Since the Israel-Gaza war started, hundreds of Iran-backed militiamen have moved from the Iraq-Syria border to be nearer Israel. They have conducted at least 12 attacks against Israel, according to Charles Lister, who heads the Syria Program at the Washington-based Middle East Institute think tank.

He said his tally also indicated 33 attacks by Iran-linked militias on US bases in Iraq and Syria during the same period. He said Russia had ramped up electronic jamming from its Hmeimim base in Syria, which had interfered with commercial air traffic, including flights landing in Tel Aviv.

US pushes UN to back Israel self-defence, demands Iran stop arms to Hamas

“Russia is very happy to both stand back and get out of the way and watch chaos unfold,” Lister said. “But it’s also quite happy to facilitate chaos.”
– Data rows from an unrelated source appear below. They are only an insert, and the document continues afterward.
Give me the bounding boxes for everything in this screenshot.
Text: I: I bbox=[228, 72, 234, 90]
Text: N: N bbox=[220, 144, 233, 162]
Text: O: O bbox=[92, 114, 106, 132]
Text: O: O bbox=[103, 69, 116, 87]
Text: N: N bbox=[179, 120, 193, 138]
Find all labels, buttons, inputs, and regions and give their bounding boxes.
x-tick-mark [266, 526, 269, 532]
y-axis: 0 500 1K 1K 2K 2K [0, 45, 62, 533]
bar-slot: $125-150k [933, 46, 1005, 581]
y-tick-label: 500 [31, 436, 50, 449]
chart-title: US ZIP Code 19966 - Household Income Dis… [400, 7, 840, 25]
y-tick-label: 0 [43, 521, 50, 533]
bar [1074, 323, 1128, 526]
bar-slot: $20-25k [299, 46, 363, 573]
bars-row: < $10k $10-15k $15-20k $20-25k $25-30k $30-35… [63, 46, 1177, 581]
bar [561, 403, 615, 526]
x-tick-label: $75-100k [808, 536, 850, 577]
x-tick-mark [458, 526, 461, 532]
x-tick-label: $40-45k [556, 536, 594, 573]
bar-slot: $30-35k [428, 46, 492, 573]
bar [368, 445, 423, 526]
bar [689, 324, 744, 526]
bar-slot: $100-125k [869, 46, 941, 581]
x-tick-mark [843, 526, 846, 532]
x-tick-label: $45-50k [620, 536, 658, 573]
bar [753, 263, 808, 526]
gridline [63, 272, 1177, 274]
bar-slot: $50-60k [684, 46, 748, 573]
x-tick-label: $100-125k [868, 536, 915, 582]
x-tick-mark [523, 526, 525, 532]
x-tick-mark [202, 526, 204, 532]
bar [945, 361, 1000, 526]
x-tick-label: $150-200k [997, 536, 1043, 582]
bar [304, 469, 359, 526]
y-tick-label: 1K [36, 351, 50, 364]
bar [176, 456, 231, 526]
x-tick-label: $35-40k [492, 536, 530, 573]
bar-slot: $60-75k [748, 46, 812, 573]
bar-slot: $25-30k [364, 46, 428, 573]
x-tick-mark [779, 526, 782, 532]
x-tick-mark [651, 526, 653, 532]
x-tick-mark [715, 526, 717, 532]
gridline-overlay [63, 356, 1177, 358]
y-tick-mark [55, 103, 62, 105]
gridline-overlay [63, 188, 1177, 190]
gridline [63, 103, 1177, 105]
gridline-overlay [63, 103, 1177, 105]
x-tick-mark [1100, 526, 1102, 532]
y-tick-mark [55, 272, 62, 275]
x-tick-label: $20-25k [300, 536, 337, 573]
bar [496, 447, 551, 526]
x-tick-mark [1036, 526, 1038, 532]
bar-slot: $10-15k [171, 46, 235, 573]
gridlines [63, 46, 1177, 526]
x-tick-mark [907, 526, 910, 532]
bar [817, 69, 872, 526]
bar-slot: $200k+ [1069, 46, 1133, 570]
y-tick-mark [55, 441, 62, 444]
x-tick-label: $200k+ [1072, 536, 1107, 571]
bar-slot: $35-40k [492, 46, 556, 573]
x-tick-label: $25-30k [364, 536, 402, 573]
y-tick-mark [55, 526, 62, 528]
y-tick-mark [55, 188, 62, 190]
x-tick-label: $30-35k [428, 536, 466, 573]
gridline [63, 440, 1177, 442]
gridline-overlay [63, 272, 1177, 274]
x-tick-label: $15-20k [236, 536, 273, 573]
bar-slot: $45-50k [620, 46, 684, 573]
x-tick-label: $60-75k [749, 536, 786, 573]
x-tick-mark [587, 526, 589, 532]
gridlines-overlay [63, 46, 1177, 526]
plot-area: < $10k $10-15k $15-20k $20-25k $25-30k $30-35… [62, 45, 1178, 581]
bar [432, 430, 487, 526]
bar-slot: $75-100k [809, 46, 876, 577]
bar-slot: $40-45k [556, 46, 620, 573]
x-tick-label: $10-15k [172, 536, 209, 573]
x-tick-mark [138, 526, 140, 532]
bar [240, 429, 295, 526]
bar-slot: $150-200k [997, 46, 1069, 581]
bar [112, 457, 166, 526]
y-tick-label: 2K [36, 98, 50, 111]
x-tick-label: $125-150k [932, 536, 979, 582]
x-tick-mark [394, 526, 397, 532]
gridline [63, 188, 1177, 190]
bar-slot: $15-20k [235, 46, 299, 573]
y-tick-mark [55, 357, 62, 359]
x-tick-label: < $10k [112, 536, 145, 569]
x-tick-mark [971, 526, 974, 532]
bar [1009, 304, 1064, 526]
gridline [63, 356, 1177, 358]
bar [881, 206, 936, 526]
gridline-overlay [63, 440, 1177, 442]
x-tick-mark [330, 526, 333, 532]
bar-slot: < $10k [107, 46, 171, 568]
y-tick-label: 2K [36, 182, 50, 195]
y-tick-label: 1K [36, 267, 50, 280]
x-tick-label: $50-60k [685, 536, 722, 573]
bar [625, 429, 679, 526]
Badr Jamous, an Istanbul-based Syrian opposition leader, said Moscow might be content to see an Iran-backed escalation on the Israel-Syria front to distract the West further from Ukraine. Putin might also want to force the US and its allies to seek Russia’s help in preventing a wider conflagration, he said.

“Russia has hooked up with Iran all the way because they have become dependent on Iran for lots of military capabilities,” said Manuel Trajtenberg, executive director of the Tel Aviv-based Institute for National Security Studies.